One May I was sitting at a table on a sidewalk in Rome having a family-style lunch with a friend and enjoying the beautiful weather when she ordered the grilled vegetable plate. I remember that I didn’t expect a whole lot from the dish. I also remember that I was really, really wrong.
That dish of simply-dressed vegetables held a revelation. A single bite of zucchini contained the flavor of every zucchini I’d previously eaten during the course of my life. The peppers and eggplant were similar flavor bombs, and, as the trip progressed and we had more opportunities to sample the local produce, I learned about the unique nature of Italian vegetable cultivars. Here was a country in which farmers grew vegetables solely to be delicious. When we came across a display of garden vegetable seeds, I stocked up.

These Romano pole beans are descended from that first purchase. Every year it is inevitable that I will miss a few here and there, and I’ve learned to just let them go until they reach maturity so I can harvest the seeds when the vines die and replant the next year. The flavor is still wonderful, reminding me of the pole beans we used to pick at my Grandmother’s farm when I was little. You have to go to farmers’ markets now to find anything like them. The beans in the grocery stores are typically bland, assuming you can even find pole beans, which can be great if you want to make a strongly-flavored dressing, but not if you want to taste beans.

Last year after the first hard freeze, the entire garden got a layer of compost and rotting straw for the winter. As the plots were planted this spring and summer, another round of compost and some leaf mulch left over from the yard landscaping went in to feed everything and retain some moisture.
This year I planted the beans in two plots that were used for tomatoes and potatoes last year. The cold and wet spring weather of the past few years has led to bacterial rot in a lot of my Solanaceous plants, particularly the tomatoes and peppers, so I’m trying to be very careful about rotating plant families between the plots. I waited two weeks between plantings, hoping to extend the pole bean season which tends to be fairly short. We’ll see how that works out.

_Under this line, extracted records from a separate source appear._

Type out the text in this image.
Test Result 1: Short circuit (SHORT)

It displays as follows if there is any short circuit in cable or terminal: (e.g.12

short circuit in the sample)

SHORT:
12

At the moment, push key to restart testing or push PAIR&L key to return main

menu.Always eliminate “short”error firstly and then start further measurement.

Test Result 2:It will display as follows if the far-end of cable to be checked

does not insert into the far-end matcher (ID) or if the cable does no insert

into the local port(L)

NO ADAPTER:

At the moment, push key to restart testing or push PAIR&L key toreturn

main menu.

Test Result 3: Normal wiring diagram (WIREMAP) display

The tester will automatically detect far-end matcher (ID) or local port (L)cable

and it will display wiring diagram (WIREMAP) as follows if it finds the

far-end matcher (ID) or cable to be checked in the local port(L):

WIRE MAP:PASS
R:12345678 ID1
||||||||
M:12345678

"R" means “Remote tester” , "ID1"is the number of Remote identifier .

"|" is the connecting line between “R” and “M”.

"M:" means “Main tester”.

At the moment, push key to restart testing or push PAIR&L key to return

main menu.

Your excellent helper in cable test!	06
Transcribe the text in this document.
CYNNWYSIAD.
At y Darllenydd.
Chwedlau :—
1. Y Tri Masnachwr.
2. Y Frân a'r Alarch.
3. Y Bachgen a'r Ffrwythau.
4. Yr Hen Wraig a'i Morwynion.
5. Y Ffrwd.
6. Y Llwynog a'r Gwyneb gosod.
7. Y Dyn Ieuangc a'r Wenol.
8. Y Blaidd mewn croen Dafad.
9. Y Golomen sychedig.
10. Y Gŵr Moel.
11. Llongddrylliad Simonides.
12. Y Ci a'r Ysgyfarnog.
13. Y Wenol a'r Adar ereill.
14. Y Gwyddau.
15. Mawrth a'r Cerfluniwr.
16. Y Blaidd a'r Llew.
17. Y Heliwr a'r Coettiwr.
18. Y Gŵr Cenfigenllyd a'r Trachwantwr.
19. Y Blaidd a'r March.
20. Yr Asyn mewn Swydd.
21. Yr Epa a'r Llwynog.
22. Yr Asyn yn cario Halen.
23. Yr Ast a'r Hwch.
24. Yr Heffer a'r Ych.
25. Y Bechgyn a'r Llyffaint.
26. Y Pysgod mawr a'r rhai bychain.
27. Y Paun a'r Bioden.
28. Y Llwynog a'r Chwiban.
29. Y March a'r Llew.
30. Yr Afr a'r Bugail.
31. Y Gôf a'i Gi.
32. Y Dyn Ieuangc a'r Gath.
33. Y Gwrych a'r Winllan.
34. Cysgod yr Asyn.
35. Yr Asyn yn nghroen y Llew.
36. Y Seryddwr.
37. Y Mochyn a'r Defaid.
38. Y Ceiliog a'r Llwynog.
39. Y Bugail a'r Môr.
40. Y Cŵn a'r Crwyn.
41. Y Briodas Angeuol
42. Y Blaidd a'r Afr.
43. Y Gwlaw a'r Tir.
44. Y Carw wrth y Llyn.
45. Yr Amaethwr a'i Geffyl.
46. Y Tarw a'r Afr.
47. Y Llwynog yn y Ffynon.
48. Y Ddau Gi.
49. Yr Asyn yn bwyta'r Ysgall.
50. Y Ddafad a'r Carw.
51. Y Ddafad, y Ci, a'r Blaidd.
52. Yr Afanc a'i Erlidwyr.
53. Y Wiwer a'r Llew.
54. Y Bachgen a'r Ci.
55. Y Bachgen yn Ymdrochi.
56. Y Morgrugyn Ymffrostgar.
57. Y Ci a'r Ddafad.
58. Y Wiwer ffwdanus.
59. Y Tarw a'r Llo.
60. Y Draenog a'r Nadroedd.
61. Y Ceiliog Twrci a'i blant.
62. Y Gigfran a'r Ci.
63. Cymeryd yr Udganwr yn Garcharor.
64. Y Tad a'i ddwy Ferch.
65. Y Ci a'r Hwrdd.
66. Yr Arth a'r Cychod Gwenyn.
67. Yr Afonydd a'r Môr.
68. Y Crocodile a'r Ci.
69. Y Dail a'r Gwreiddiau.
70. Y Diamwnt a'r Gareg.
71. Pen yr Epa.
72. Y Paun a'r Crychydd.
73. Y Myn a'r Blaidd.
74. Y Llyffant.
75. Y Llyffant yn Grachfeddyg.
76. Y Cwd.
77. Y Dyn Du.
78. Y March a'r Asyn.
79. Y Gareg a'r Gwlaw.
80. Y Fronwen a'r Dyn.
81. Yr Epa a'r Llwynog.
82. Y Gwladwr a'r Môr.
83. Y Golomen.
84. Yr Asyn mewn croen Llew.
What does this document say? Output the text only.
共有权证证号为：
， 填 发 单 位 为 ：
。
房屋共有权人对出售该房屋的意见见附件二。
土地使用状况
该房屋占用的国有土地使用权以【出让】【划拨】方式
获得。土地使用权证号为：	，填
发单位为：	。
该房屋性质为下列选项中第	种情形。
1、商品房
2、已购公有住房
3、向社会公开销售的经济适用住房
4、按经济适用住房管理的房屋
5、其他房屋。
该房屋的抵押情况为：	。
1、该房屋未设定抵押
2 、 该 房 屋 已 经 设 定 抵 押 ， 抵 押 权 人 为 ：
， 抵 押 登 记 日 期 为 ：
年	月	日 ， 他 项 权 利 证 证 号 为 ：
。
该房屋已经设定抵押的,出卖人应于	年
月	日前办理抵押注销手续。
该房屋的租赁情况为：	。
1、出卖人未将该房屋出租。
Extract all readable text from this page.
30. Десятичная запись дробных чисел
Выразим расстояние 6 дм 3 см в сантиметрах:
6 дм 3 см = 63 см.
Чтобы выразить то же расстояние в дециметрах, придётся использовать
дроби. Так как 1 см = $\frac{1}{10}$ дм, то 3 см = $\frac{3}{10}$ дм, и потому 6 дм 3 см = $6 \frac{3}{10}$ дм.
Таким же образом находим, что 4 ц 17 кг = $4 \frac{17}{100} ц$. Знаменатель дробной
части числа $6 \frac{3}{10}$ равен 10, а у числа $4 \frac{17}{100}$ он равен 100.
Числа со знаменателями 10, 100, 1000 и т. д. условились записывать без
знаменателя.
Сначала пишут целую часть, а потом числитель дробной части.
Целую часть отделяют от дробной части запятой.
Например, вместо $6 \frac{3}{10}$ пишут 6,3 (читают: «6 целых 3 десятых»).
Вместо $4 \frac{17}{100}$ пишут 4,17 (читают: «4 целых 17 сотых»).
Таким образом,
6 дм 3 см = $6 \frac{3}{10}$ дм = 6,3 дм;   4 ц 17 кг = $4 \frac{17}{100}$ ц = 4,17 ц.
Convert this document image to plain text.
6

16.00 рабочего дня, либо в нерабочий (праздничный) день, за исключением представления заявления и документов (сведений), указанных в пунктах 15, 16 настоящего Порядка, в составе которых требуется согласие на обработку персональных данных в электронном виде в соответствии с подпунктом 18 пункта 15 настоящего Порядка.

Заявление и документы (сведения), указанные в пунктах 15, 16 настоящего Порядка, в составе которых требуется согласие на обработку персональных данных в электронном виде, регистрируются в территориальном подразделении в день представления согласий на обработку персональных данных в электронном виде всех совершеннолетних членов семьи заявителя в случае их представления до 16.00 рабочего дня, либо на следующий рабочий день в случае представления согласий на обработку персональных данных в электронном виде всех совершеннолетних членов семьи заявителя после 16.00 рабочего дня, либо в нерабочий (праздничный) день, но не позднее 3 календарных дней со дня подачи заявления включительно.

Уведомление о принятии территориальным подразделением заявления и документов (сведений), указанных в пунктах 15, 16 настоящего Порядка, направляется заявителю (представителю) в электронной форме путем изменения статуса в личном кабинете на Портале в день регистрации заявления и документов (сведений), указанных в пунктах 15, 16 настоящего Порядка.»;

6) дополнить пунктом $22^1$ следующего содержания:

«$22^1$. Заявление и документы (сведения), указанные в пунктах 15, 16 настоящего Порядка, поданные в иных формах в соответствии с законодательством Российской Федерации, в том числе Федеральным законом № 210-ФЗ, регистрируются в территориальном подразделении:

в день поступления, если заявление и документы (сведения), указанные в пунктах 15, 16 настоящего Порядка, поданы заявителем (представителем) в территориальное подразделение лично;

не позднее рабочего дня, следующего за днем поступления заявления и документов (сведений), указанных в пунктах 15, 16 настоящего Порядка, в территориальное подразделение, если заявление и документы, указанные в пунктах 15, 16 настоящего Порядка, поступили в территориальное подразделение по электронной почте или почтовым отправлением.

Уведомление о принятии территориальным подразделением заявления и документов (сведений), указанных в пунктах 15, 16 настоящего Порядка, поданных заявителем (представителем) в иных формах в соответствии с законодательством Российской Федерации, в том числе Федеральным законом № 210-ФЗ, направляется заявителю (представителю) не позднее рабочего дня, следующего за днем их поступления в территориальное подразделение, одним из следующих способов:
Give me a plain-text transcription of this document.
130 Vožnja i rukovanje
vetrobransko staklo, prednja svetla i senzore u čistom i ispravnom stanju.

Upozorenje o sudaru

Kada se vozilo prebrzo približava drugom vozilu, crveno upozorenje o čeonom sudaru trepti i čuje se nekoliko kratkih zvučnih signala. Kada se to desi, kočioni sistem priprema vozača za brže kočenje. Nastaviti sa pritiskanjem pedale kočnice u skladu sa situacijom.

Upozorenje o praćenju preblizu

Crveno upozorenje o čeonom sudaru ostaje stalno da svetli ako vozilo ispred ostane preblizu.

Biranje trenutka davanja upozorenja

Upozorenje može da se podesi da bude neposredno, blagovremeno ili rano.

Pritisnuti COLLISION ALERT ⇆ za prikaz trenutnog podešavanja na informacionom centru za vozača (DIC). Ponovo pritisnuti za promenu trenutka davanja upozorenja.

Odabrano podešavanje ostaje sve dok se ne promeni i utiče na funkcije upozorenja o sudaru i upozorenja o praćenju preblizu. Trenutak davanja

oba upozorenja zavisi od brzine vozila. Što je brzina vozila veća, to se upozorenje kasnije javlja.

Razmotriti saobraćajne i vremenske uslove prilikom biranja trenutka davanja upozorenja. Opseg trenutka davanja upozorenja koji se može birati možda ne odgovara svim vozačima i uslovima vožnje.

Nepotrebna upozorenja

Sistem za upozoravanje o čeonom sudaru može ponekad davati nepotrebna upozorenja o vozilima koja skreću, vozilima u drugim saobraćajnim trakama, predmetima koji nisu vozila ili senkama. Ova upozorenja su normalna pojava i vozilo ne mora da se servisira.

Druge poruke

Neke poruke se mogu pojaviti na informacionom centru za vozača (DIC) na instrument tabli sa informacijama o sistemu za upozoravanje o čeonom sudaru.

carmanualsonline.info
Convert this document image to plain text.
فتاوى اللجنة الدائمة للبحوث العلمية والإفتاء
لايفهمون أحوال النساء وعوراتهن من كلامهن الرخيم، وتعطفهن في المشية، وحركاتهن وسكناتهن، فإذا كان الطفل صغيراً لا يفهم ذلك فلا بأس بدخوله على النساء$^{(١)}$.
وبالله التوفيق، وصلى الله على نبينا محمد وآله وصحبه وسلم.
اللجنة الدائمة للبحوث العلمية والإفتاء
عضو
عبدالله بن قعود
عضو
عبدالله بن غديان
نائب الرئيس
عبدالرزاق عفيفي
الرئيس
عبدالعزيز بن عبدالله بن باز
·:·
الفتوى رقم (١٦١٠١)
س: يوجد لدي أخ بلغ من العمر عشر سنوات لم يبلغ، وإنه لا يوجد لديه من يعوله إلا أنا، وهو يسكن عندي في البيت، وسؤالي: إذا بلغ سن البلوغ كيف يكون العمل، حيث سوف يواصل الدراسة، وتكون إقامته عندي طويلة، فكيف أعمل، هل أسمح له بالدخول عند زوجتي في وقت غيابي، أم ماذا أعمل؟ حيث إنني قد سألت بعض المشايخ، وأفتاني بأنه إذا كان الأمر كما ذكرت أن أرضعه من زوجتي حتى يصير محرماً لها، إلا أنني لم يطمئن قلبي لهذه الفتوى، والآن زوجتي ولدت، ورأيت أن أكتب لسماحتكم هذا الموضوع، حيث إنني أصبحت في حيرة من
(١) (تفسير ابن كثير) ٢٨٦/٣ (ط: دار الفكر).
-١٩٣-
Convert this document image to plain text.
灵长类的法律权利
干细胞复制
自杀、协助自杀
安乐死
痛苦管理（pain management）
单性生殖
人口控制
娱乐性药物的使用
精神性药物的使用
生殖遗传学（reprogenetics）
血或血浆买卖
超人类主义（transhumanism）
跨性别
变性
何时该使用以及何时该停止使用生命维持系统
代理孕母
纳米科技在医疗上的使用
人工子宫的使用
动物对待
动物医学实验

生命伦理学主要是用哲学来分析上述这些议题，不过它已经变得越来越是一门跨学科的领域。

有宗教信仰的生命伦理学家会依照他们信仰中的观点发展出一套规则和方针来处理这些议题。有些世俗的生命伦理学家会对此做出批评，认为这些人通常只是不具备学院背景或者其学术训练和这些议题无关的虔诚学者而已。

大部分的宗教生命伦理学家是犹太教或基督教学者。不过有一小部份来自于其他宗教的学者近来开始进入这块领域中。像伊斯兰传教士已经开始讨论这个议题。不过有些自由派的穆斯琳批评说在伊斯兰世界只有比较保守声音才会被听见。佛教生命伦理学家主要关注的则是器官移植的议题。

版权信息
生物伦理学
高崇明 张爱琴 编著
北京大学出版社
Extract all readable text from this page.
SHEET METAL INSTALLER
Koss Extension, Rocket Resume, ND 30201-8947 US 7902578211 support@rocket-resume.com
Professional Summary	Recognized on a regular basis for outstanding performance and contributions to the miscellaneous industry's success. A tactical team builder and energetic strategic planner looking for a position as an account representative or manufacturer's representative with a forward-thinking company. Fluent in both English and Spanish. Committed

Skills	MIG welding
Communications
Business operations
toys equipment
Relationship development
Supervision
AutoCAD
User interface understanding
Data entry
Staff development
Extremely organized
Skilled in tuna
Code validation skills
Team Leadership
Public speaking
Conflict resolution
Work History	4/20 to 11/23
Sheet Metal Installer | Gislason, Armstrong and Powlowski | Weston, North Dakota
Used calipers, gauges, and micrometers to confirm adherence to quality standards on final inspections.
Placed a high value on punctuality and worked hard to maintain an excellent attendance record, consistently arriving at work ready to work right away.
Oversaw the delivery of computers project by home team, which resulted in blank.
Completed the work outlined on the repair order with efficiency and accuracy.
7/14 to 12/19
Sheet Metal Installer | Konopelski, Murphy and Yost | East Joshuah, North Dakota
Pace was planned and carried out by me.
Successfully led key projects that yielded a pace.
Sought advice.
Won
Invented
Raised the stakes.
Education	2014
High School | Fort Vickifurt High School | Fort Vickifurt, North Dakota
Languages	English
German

Here you can see the bean-covered structures behind the kale and zucchini, one in front of and to the left of the other. As the plants grew I built the trellises using some slender but strong bamboo poles that my husband had left over from a project. It felt quite virtuous to recycle and use renewable resources, but they are not as sturdy as I had hoped, or, perhaps, bean vines are heavier than I realized. Even if I harvest very carefully with clippers, the entire structures sway precariously with the slightest bump. Fingers crossed we don’t have any strong winds.
I should also note that the dead bean vine in the middle of the front trellis is the victim of Benjamin Bunny. I don’t do anything to exclude the rabbits from the garden because they have been really good about leaving my plants alone in the past. This year someone got a taste for bean shoots, cut off my young plants in plot #2 at least twice, and took out a couple of longer vines from plot #1 by snipping them off close to the ground. The plants in the second plot branched really nicely and have recovered enough to be producing. That brown vine in plot #1 was not so lucky; it must have been cut off below a meristem. Fortunately, there are still lots of beans to be had.

Wash, snap, steam, butter, and coarse salt. The Italian vegetables do all the hard work for you, so you can prepare them very simply and have a wonderful meal.